Transport Layer

The transport layer is a 4^th layer from the top.
The main role of the transport layer is to provide the communication services directly to the application processes running on different hosts.
The transport layer provides a logical communication between application processes running on different hosts. Although the application processes on different hosts are not physically connected, application processes use the logical communication provided by the transport layer to send the messages to each other.
The transport layer protocols are implemented in the end systems but not in the network routers.
A computer network provides more than one protocol to the network applications. For example, TCP and UDP are two transport layer protocols that provide a different set of services to the network layer.
All transport layer protocols provide multiplexing/demultiplexing service. It also provides other services such as reliable data transfer, bandwidth guarantees, and delay guarantees.
Each of the applications in the application layer has the ability to send a message by using TCP or UDP. The application communicates by using either of these two protocols. Both TCP and UDP will then communicate with the internet protocol in the internet layer. The applications can read and write to the transport layer. Therefore, we can say that communication is a two-way process.

Services provided by the Transport Layer

The services provided by the transport layer are similar to those of the data link layer. The data link layer provides the services within a single network while the transport layer provides the services across an internetwork made up of many networks. The data link layer controls the physical layer while the transport layer controls all the lower layers.

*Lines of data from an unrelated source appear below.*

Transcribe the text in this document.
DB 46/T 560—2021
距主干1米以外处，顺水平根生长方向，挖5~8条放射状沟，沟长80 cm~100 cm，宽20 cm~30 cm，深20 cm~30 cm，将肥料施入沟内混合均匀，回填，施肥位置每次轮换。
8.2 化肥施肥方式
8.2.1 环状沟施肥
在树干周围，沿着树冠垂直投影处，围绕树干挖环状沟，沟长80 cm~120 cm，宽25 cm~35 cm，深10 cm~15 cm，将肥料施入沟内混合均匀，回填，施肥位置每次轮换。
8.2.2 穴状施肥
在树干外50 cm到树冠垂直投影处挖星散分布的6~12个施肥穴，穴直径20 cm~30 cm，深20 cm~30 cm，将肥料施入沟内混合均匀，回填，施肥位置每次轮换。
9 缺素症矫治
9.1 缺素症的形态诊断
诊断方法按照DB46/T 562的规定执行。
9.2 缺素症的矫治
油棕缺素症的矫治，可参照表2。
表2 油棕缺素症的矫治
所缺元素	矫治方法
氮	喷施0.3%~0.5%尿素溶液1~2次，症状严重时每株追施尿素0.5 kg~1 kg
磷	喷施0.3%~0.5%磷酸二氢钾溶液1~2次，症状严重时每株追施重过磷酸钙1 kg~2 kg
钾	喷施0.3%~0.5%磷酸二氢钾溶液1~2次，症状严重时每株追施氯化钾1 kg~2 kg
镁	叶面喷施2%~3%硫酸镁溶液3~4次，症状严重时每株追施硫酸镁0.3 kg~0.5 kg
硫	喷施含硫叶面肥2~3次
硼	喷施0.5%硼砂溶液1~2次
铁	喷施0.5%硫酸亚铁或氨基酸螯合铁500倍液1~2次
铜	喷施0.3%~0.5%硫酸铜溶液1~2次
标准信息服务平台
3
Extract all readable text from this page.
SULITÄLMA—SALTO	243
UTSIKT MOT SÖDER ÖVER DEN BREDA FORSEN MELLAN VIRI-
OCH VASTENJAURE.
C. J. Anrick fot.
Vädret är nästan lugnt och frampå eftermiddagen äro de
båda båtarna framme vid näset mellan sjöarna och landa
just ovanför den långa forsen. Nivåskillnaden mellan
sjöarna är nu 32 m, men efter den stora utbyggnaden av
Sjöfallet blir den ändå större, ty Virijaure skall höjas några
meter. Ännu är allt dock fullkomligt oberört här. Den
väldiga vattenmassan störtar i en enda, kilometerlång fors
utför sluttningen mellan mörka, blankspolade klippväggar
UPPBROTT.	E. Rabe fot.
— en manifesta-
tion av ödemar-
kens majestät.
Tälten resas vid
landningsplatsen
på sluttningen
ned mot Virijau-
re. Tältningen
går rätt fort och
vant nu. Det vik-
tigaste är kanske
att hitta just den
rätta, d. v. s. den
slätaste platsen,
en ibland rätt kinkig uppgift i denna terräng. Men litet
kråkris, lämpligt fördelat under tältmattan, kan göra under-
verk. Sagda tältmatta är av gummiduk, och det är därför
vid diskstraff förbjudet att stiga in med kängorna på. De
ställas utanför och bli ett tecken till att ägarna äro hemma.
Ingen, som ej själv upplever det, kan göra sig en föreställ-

The services provided by the transport layer protocols can be divided into five categories:

End-to-end delivery
Addressing
Reliable delivery
Flow control
Multiplexing

End-to-end delivery:

The transport layer transmits the entire message to the destination. Therefore, it ensures the end-to-end delivery of an entire message from a source to the destination.

Reliable delivery:

The transport layer provides reliability services by retransmitting the lost and damaged packets.

The reliable delivery has four aspects:

Error control
Sequence control
Loss control
Duplication control

Error Control

The primary role of reliability is Error Control. In reality, no transmission will be 100 percent error-free delivery. Therefore, transport layer protocols are designed to provide error-free transmission.
The data link layer also provides the error handling mechanism, but it ensures only node-to-node error-free delivery. However, node-to-node reliability does not ensure the end-to-end reliability.
The data link layer checks for the error between each network. If an error is introduced inside one of the routers, then this error will not be caught by the data link layer. It only detects those errors that have been introduced between the beginning and end of the link. Therefore, the transport layer performs the checking for the errors end-to-end to ensure that the packet has arrived correctly.

Sequence Control

The second aspect of the reliability is sequence control which is implemented at the transport layer.
On the sending end, the transport layer is responsible for ensuring that the packets received from the upper layers can be used by the lower layers. On the receiving end, it ensures that the various segments of a transmission can be correctly reassembled.

Loss Control

Loss Control is a third aspect of reliability. The transport layer ensures that all the fragments of a transmission arrive at the destination, not some of them. On the sending end, all the fragments of transmission are given sequence numbers by a transport layer. These sequence numbers allow the receiver?s transport layer to identify the missing segment.

Duplication Control

Duplication Control is the fourth aspect of reliability. The transport layer guarantees that no duplicate data arrive at the destination. Sequence numbers are used to identify the lost packets; similarly, it allows the receiver to identify and discard duplicate segments.

Flow Control

Flow control is used to prevent the sender from overwhelming the receiver. If the receiver is overloaded with too much data, then the receiver discards the packets and asking for the retransmission of packets. This increases network congestion and thus, reducing the system performance. The transport layer is responsible for flow control. It uses the sliding window protocol that makes the data transmission more efficient as well as it controls the flow of data so that the receiver does not become overwhelmed. Sliding window protocol is byte oriented rather than frame oriented.

Multiplexing

The transport layer uses the multiplexing to improve transmission efficiency.

Multiplexing can occur in two ways:

Upward multiplexing: Upward multiplexing means multiple transport layer connections use the same network connection. To make more cost-effective, the transport layer sends several transmissions bound for the same destination along the same path; this is achieved through upward multiplexing.

Downward multiplexing: Downward multiplexing means one transport layer connection uses the multiple network connections. Downward multiplexing allows the transport layer to split a connection among several paths to improve the throughput. This type of multiplexing is used when networks have a low or slow capacity.

Addressing

According to the layered model, the transport layer interacts with the functions of the session layer. Many protocols combine session, presentation, and application layer protocols into a single layer known as the application layer. In these cases, delivery to the session layer means the delivery to the application layer. Data generated by an application on one machine must be transmitted to the correct application on another machine. In this case, addressing is provided by the transport layer.
The transport layer provides the user address which is specified as a station or port. The port variable represents a particular TS user of a specified station known as a Transport Service access point (TSAP). Each station has only one transport entity.
The transport layer protocols need to know which upper-layer protocols are communicating.